En marge du KazanForum, les délégations malienne et russe ont arrêté un agenda opérationnel pour sécuriser l’approvisionnement du Mali en carburant et en engrais. Un accord aux implications économiques et géopolitiques majeures pour un pays enclavé et sous pression.
C’est en marge du grand-messe diplomatico-économique de Kazan que s’est joué, discrètement mais avec une portée considérable, l’un des accords les plus concrets noués entre Bamako et Moscou depuis le rapprochement des deux pays. La sécurisation de l’approvisionnement du Mali en hydrocarbures et en intrants agricoles était au cœur des discussions entre les deux délégations, réunies à l’occasion du Forum économique international « Russie – Monde islamique ».
Ces deux chiffres résument à eux seuls l’ampleur du défi logistique auquel fait face le Mali. Pays enclavé, sans accès à la mer, tributaire de corridors de transit longs et exposés aux aléas politiques régionaux, le Mali dépend structurellement de chaînes d’approvisionnement extérieures pour alimenter son économie et nourrir ses populations. La campagne agricole, en particulier, exige une disponibilité des engrais et des semences dans des fenêtres calendaires très précises — tout retard se paye cash, en pertes de rendement.
Un contexte international sous tension
Les perturbations logistiques mondiales, amplifiées par les tensions persistantes au Moyen-Orient, ont rendu encore plus vulnérables les pays sahéliens, déjà fragilisés par l’instabilité sécuritaire intérieure et les effets des changements climatiques. Face à cette équation, les autorités de la transition malienne ont engagé une stratégie de diversification de leurs sources d’approvisionnement, cherchant à réduire leur dépendance vis-à-vis de filières traditionnelles insuffisamment fiables ou trop conditionnées à des exigences politiques.

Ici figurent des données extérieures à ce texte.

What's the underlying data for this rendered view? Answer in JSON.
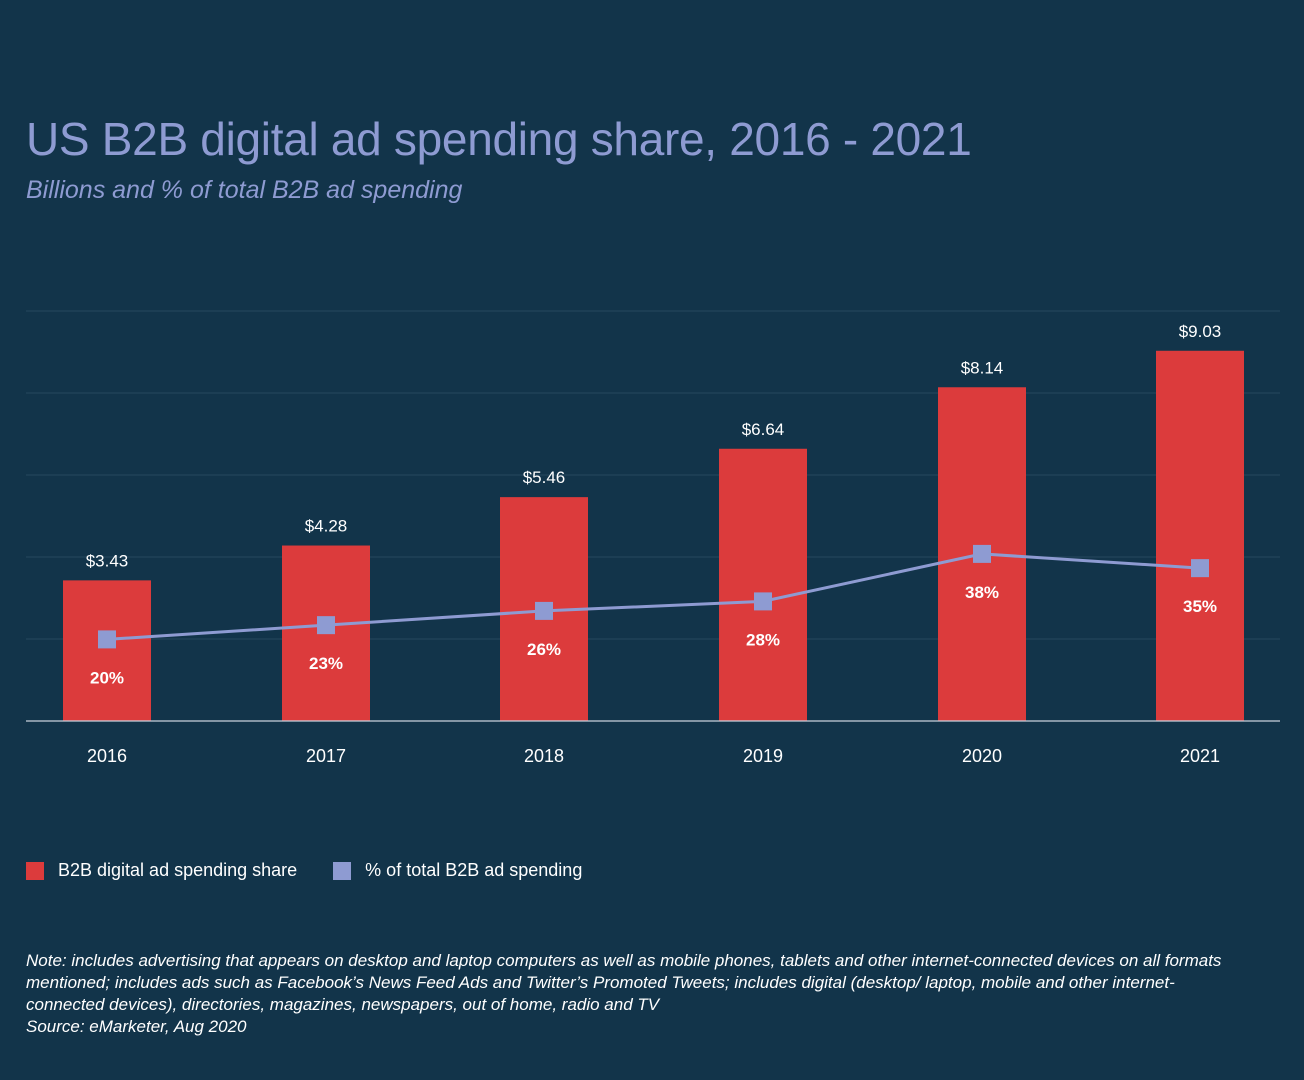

La Russie s’inscrit dans ce cadre comme un fournisseur alternatif de poids, disposant de capacités exportatrices importantes en hydrocarbures — elle demeure l’un des premiers producteurs mondiaux de pétrole et de gaz — ainsi qu’en engrais azotés et potassiques, domaine dans lequel elle occupe une position de premier plan à l’échelle mondiale.
Un agenda opérationnel, pas seulement des déclarations
Ce qui distingue les échanges de Kazan des multiples rounds de discussions russo-africaines des dernières années, c’est la dimension concrète des engagements pris. Les deux délégations sont convenues d’établir un agenda opérationnel assorti d’un calendrier de livraison, accompagné « des dispositifs logistiques et financiers nécessaires à la mise en œuvre des engagements pris », selon le communiqué officiel malien.
Sur le volet hydrocarbures, le schéma envisagé prévoit un acheminement russe jusqu’aux ports de transit — vraisemblablement Dakar ou Abidjan, voire Lomé —, les opérateurs économiques maliens prenant ensuite en charge la redistribution intérieure vers les différentes régions du pays. Pour les intrants agricoles, l’accent a été mis sur la nécessité d’anticipation : les livraisons devront impérativement respecter le calendrier cultural pour ne pas compromettre la prochaine campagne.
Selon Moussa Alassane Diallo, ministre malien de l’Industrie et du Commerce, « Cette coopération va permettre de stabiliser notre système d’approvisionnement en hydrocarbures, mais également de donner au Mali des perspectives d’approvisionnement à moyen et long terme. »
Le choix des mots du ministre est révélateur. « Stabiliser » et « moyen et long terme » : l’objectif affiché n’est pas une solution d’urgence mais bien l’inscription de la Russie comme partenaire structurel dans l’architecture d’approvisionnement du Mali. Un signal fort envoyé aux autres partenaires traditionnels du pays.
Le KazanForum, vitrine de la diplomatie économique russe
Le Forum économique international « Russie – Monde islamique : KazanForum » se tient à Kazan du 12 au 17 mai 2026. Organisé dans la capitale du Tatarstan, région à majorité musulmane de la Fédération de Russie, il réunit des délégations de plus de 90 pays, dont de nombreux pays africains. Il constitue l’une des principales plateformes utilisées par Moscou pour consolider ses partenariats économiques avec les pays du Sud global, en marge des enceintes occidentales dont la Russie est désormais largement exclue.
Quoi qu’il en soit, l’accord de Kazan marque une étape supplémentaire dans l’approfondissement du partenariat russo-malien, qui s’est déjà traduit par une coopération militaire étroite via la présence de l’Africa Corps sur le territoire malien. La logique est désormais celle d’une relation globale, militaire et économique, que Bamako entend construire avec Moscou comme alternative au modèle partenarial occidental jugé obsolète ou trop contraignant.